Software cost was not factored in the validation, and this might be a limitation for laboratories in resource-limited settings not using the Applied Biosystems™ HIV-1 Genotyping Kit, and this might be a limitation of the scalability for users that might not be using the same. Additionally, our analysis did not cover the integrase sequencing, but instead, we focused on the RT and the protease region.

Conclusion

RECall editing performed slightly better than Exatype editing, as it displayed the highest probability to score mixtures accurately (0.83–1) vs (0.7– 0.81) and the lowest probability to inaccurately assign mixtures to pure nucleotides (0.002–0.0008). This is attributed to the allowance of sequence editing with RECall and flexibility to accept single primer coverage. Our results show that Exatype can provide an objective, standardized protocol for HIV sequence analysis for routine patient drug resistance testing and research laboratories, though allowance should be given to allow for sequence editing before result generation for it to be comparable to Recall. The speed and removal of data transfer across different software when using the Exatype is the primary advantage as it removes the sequence edit and the MEGA X QA analysis steps. The system standardizes the laboratory data analysis procedures and thus facilitates unbiased sequence interpretation.

Acknowledgments

We acknowledge the Ministry of Health Kenya through the National Public Health Laboratory (NPHL) and the National AIDS and STI Control Program (NASCOP) for facilitating sample collection and allocating staff time to write this manuscript. We thank Peter Young, U.S. Centers for Disease Control and Prevention, Kenya, for reviewing a draft of this manuscript.

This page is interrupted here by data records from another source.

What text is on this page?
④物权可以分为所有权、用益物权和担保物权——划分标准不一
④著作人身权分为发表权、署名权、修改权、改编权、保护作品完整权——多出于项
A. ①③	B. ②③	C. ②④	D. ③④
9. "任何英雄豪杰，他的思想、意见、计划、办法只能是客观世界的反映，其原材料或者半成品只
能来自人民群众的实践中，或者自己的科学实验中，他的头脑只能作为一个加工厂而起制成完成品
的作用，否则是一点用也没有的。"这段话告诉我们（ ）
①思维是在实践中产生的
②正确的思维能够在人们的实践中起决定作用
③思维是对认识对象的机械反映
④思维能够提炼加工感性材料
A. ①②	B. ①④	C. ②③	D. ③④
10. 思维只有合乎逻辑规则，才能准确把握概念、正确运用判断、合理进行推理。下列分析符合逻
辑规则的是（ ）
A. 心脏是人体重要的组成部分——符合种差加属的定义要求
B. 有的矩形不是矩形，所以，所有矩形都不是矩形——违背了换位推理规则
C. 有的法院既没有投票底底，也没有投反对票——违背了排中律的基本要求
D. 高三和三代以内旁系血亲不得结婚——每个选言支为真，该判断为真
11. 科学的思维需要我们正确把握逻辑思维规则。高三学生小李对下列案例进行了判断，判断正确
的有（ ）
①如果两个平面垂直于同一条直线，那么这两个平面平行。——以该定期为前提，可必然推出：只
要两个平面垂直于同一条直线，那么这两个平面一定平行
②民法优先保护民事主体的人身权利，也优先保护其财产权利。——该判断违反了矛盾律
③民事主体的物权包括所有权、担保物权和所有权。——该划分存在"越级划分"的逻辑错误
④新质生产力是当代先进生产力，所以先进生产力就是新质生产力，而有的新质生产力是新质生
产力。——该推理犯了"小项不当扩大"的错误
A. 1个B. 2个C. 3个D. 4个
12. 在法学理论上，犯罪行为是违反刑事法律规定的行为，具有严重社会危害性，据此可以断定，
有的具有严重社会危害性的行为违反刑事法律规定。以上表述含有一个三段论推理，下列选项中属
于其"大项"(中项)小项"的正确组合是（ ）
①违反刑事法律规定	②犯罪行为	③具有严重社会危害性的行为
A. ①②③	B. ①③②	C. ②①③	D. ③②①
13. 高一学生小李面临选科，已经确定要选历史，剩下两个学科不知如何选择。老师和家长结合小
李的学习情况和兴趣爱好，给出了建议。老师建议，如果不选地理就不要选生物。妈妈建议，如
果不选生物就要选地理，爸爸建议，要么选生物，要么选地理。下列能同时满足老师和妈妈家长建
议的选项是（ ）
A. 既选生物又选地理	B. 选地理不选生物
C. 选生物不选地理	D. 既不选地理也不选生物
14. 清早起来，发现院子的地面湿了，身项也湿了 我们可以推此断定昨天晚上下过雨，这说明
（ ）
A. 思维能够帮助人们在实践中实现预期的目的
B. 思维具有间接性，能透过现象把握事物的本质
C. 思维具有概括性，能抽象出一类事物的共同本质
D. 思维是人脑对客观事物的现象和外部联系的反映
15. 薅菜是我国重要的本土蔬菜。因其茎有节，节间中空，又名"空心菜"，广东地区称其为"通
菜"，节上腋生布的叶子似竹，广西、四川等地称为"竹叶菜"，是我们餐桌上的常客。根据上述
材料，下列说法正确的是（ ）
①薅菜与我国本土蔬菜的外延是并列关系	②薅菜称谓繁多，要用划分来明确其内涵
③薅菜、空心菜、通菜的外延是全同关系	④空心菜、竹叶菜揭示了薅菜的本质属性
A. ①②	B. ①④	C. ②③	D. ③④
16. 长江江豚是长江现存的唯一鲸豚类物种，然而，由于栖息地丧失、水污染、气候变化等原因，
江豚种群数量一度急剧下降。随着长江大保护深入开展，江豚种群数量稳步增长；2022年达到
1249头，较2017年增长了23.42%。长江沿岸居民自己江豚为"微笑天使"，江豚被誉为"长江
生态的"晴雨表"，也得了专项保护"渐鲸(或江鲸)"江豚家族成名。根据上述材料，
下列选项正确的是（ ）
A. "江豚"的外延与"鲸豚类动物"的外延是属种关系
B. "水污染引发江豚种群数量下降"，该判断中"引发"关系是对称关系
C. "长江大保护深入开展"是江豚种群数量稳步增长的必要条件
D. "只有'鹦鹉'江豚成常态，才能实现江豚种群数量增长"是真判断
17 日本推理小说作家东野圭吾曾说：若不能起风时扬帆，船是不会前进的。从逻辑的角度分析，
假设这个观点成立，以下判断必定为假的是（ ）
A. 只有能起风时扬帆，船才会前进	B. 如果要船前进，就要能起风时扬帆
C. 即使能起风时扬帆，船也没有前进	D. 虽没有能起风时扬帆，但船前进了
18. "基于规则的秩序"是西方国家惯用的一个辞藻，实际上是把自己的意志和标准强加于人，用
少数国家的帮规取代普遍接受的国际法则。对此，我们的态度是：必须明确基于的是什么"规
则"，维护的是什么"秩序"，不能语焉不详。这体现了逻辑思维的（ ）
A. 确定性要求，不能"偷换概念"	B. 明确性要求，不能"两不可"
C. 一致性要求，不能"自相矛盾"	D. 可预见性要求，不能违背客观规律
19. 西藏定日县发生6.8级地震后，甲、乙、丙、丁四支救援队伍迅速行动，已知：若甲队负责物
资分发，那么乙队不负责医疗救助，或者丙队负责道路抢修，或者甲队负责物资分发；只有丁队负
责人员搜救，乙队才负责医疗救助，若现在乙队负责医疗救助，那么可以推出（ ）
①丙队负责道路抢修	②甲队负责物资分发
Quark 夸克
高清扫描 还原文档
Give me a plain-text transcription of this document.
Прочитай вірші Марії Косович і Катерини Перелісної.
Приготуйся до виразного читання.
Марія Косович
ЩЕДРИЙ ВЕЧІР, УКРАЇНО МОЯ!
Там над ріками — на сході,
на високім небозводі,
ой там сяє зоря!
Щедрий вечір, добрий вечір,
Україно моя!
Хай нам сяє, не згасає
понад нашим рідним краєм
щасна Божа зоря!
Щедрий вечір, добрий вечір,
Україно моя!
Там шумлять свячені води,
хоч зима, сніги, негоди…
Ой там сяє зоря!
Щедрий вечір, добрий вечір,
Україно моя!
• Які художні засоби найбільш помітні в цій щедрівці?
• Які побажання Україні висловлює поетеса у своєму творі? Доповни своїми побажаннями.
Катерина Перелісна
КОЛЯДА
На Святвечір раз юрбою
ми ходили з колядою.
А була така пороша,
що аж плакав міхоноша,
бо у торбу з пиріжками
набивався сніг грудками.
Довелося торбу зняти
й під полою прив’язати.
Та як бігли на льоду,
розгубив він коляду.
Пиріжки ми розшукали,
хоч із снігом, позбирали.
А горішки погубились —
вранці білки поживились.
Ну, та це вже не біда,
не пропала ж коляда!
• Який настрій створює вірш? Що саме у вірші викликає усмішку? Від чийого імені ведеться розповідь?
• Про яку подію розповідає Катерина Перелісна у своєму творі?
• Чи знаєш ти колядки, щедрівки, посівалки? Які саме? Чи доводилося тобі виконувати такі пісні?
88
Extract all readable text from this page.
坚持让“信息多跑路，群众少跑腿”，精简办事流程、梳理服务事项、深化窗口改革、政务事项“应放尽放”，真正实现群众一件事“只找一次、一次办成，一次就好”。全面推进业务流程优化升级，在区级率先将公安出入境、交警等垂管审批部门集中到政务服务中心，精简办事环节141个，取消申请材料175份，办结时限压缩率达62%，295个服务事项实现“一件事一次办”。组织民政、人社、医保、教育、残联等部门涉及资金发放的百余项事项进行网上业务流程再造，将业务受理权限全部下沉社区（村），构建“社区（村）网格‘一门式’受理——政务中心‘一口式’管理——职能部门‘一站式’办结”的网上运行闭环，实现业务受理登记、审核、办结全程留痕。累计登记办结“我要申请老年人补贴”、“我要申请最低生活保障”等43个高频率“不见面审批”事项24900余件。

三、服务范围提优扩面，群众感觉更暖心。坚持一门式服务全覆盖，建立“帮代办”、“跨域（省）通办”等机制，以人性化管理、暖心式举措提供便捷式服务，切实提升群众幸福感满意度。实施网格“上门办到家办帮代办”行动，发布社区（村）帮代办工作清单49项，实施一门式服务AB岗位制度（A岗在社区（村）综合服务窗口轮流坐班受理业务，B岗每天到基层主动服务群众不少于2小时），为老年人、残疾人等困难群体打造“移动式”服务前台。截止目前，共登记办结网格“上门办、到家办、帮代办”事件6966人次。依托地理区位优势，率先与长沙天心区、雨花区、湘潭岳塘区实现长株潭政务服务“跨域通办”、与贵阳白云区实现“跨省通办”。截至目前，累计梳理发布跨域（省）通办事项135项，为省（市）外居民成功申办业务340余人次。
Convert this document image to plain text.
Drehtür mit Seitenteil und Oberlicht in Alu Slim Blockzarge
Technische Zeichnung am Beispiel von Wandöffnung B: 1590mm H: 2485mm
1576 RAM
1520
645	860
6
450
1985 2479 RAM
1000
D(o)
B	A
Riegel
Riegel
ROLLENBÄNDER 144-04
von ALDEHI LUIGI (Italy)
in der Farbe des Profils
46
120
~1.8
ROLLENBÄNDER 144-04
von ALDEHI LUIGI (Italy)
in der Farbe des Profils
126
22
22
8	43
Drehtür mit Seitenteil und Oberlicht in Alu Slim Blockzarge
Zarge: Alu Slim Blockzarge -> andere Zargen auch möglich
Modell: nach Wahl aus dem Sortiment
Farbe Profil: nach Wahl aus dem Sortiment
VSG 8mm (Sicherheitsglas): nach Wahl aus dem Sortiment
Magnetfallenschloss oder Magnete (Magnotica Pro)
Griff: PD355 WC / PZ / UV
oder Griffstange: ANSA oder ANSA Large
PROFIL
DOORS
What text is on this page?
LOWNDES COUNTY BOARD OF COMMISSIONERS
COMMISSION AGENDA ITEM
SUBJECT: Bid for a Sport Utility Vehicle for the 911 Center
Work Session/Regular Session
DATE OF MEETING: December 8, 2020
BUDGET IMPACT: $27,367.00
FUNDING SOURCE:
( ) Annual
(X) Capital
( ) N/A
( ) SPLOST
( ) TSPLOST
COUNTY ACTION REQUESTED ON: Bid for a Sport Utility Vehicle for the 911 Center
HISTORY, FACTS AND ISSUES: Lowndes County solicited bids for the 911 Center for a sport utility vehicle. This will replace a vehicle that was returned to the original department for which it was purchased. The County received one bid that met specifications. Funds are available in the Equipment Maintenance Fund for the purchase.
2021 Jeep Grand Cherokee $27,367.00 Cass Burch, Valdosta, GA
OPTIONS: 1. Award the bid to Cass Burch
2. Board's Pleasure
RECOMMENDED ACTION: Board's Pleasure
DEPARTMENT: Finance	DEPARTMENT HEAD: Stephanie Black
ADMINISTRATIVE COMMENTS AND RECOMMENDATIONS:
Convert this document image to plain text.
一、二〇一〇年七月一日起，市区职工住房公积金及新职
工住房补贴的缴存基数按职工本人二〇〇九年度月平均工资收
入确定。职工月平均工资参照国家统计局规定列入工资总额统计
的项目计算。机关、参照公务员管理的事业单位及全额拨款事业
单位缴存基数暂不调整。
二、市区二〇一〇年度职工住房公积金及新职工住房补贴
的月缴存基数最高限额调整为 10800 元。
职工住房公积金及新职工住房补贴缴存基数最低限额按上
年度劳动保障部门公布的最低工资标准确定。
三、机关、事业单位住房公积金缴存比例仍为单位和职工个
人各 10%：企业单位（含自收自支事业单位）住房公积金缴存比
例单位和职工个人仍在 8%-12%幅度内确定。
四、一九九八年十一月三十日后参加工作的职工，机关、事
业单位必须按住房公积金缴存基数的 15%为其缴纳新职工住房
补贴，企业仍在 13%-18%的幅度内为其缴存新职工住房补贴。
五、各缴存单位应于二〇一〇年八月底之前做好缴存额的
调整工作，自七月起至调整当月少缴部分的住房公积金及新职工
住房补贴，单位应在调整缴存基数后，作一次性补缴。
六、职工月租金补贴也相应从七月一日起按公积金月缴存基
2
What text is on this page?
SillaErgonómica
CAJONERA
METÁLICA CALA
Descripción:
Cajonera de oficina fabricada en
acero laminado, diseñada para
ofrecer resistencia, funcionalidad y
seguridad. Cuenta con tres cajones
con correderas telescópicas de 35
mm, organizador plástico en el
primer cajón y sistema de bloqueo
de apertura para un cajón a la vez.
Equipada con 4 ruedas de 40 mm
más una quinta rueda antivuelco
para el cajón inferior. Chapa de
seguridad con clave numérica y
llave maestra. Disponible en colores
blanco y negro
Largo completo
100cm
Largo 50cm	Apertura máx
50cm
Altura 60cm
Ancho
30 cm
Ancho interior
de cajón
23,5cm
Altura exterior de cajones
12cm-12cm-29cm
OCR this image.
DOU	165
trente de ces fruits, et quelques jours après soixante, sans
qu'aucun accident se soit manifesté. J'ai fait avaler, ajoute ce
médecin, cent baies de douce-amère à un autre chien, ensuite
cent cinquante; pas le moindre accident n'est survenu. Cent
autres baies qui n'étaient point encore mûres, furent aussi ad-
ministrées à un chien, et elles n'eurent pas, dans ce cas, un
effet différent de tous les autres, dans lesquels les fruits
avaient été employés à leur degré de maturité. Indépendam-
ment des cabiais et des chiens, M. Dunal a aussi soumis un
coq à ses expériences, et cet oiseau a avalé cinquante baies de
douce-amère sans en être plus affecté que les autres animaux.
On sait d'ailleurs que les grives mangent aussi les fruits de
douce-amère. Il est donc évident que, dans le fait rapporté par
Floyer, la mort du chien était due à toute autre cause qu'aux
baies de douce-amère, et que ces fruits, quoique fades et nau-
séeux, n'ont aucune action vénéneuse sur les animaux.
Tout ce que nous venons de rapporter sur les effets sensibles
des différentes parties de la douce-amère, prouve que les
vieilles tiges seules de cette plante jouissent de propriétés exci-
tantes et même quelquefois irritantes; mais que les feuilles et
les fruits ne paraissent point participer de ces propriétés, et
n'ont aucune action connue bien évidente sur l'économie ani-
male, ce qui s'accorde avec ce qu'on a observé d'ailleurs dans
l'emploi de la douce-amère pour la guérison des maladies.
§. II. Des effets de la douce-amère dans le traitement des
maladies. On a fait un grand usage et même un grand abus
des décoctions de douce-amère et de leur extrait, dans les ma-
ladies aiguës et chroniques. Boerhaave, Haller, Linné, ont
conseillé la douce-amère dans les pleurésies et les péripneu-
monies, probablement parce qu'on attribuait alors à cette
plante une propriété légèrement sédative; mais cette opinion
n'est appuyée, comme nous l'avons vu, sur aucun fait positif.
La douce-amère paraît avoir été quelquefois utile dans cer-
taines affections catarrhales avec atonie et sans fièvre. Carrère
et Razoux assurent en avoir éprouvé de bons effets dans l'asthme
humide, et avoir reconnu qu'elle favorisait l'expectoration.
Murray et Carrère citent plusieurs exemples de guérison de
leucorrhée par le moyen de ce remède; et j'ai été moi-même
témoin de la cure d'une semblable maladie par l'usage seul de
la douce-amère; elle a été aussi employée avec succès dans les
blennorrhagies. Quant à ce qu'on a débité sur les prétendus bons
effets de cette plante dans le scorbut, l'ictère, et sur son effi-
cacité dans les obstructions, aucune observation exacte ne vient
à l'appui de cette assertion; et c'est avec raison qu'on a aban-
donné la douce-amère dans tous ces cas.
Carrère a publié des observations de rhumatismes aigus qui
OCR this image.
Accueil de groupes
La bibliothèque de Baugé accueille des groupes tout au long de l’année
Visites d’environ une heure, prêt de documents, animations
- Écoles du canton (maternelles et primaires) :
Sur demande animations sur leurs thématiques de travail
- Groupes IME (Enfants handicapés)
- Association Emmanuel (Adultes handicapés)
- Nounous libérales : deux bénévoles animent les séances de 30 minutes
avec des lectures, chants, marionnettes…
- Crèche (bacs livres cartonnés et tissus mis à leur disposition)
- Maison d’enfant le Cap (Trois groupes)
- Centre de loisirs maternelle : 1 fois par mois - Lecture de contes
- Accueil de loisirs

Authors’ Note: All data contained within the article are publicly available. LK conceived the study, collected data, analyzed the data, and drafted the manuscript; IM supervised data collection, contributed to data analysis, and assisted in drafting and submission of the manuscript. CN, GK, KB, MNK, NB, VO, and DA participated in data collection and review of the manuscript, MK contributed to data analysis, drafting and critical revision of the manuscript. All authors approved the final version of the manuscript.

Declaration of Conflicting Interests: The author(s) declared no potential conflicts of interest with respect to the research, authorship, and/or publication of this article.

Funding: The author(s) received no financial support for the research, authorship, and/or publication of this article.